Dépasser cet apparent paradoxe nécessite de comprendre que le beau n’est plus, aujourd’hui, l’unique objet de l’art. Dans une époque où la beauté s’égrène partout, l’art semble résider « à l’état gazeux », comme l’exprime le philosophe Yves Michaud, et s’étendre à l’ensemble des champs, de la mode au design en passant par la publicité. Il lui faut donc trouver une autre spécificité. Un débat houleux, auquel deux philosophes ont proposé l’an passé une réponse simple et permettant de distinguer un art devenu tendance d’un autre ayant une portée plus vaste. Dans Esthétique de la rencontre, Baptiste Morizot et Estelle Zhong Mengual décrivent la puissance de l’art comme la rencontre réelle entre l’œuvre et celui qui la regarde. L’œuvre ne serait ainsi ni un commentaire ni une réponse mais, à l’image d’une rencontre amoureuse, la préfiguration d’une vie nouvelle, d’une extension de soi. Il n’est évidemment pas exclu qu’une œuvre aperçue dans un carré de pixels sur un feed, ou l’augmentation de son visage par un filtre virtuel, permette une telle rencontre. Toutefois, noyée dans un flux de selfies ou de photos de vacances, l’œuvre potentielle en question risque de ne pouvoir être perçue comme telle.
La subversion qui vient
Faut-il donc s’alarmer d’une influence croissante des plateformes algorithmiques sur l’art, qui viendrait peu à peu le vider de sa substance performative et subversive ? Deux voies se dessinent et invitent malgré tout à l’optimisme. L’une porte sur l’évolution de ces plateformes mêmes, l’autre sur la manière de les appréhender.
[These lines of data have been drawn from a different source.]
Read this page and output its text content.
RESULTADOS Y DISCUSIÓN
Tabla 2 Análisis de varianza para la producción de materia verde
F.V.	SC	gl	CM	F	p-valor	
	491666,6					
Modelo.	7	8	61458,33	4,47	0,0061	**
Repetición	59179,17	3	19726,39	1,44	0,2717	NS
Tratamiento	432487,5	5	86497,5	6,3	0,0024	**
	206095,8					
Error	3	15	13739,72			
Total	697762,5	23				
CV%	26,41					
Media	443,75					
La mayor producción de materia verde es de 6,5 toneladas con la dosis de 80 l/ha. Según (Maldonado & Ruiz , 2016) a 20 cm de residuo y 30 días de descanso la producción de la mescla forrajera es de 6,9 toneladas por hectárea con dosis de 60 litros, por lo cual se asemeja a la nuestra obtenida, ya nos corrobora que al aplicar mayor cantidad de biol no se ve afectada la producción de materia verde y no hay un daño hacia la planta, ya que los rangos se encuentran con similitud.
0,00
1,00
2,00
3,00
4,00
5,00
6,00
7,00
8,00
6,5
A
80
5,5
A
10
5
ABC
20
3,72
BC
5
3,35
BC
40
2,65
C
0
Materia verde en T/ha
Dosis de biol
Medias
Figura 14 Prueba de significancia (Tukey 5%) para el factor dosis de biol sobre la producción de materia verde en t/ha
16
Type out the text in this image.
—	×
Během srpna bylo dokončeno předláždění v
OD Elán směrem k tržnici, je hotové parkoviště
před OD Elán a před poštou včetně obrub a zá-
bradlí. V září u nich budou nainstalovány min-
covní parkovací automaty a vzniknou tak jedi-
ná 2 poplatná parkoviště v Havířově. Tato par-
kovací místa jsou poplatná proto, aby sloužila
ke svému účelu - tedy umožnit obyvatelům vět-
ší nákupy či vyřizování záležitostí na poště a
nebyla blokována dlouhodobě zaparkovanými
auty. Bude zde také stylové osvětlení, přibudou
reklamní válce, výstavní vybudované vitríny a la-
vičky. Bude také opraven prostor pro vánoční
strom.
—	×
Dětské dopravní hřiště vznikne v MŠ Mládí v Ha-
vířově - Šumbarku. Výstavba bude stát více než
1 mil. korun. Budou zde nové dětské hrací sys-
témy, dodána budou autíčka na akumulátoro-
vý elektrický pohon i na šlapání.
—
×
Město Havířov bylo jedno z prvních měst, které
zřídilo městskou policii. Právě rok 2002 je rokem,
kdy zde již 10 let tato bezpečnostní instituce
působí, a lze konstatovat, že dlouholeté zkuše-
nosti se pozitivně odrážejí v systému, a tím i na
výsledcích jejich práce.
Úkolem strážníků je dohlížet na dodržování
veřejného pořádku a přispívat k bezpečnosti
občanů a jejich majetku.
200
L’influenceur Instagram tel que nous l’avons connu lors de la dernière décennie est déjà mort. Une nouvelle génération s’est emparée de la plateforme en bouleversant ses codes établis, affirmant une esthétique plus brute, spontanée. Quitte à séparer un compte « officiel » de son Finstagram, compte privé destiné à s’afficher sans filtre. L’intime refait surface, et ouvre ainsi de plus amples perspectives au conformisme visuel que l’on reproche encore aux réseaux sociaux par ailleurs sclérosés par la censure. Cette même génération s’est éprise du live et de TikTok comme outil d’expression d’une créativité plus vaste, plus engagée aussi. Il est saisissant de voir ainsi ces adolescents s’emparer de l’héritage d’artistes et performeuses féministes du XXème siècle pour le rejouer dans des vidéos de moins de trente secondes. Il est émouvant aussi de voir rendu viral un extrait du court métrage Possibly in Michigan (1983) de Cecelia Condit repris par dizaine de milliers de jeunes sur le réseau. Bien qu’embryonnaires encore, ces événements donnent à voir le futur de réseaux ouverts à des formes d’arts plus hétérogènes et subversives.
Paradoxe heureux, c’est le peintre Oli Epp, lui-même estampillé artiste de la génération Instagram, qui préconise une solution allant au-delà même des plateformes : « Les réseaux peuvent être une bonne ou une mauvaise chose. Le problème serait de perdre de vue les artistes appartenant désormais à l’histoire, dont l’appréciation des œuvres est un moyen nécessaire à l’appréciation critique de celles d’aujourd’hui. » Ainsi, à l’image du rapport au vrai, court-circuité aujourd’hui par la multiplication des informations et sources contradictoires, il apparaît désormais crucial d’étendre la sensibilité artistique des jeunes générations, de leur donner accès à l’éducation et au développement de l’esprit critique nécessaire pour appréhender les flux toujours plus complexes de la décennie qui vient.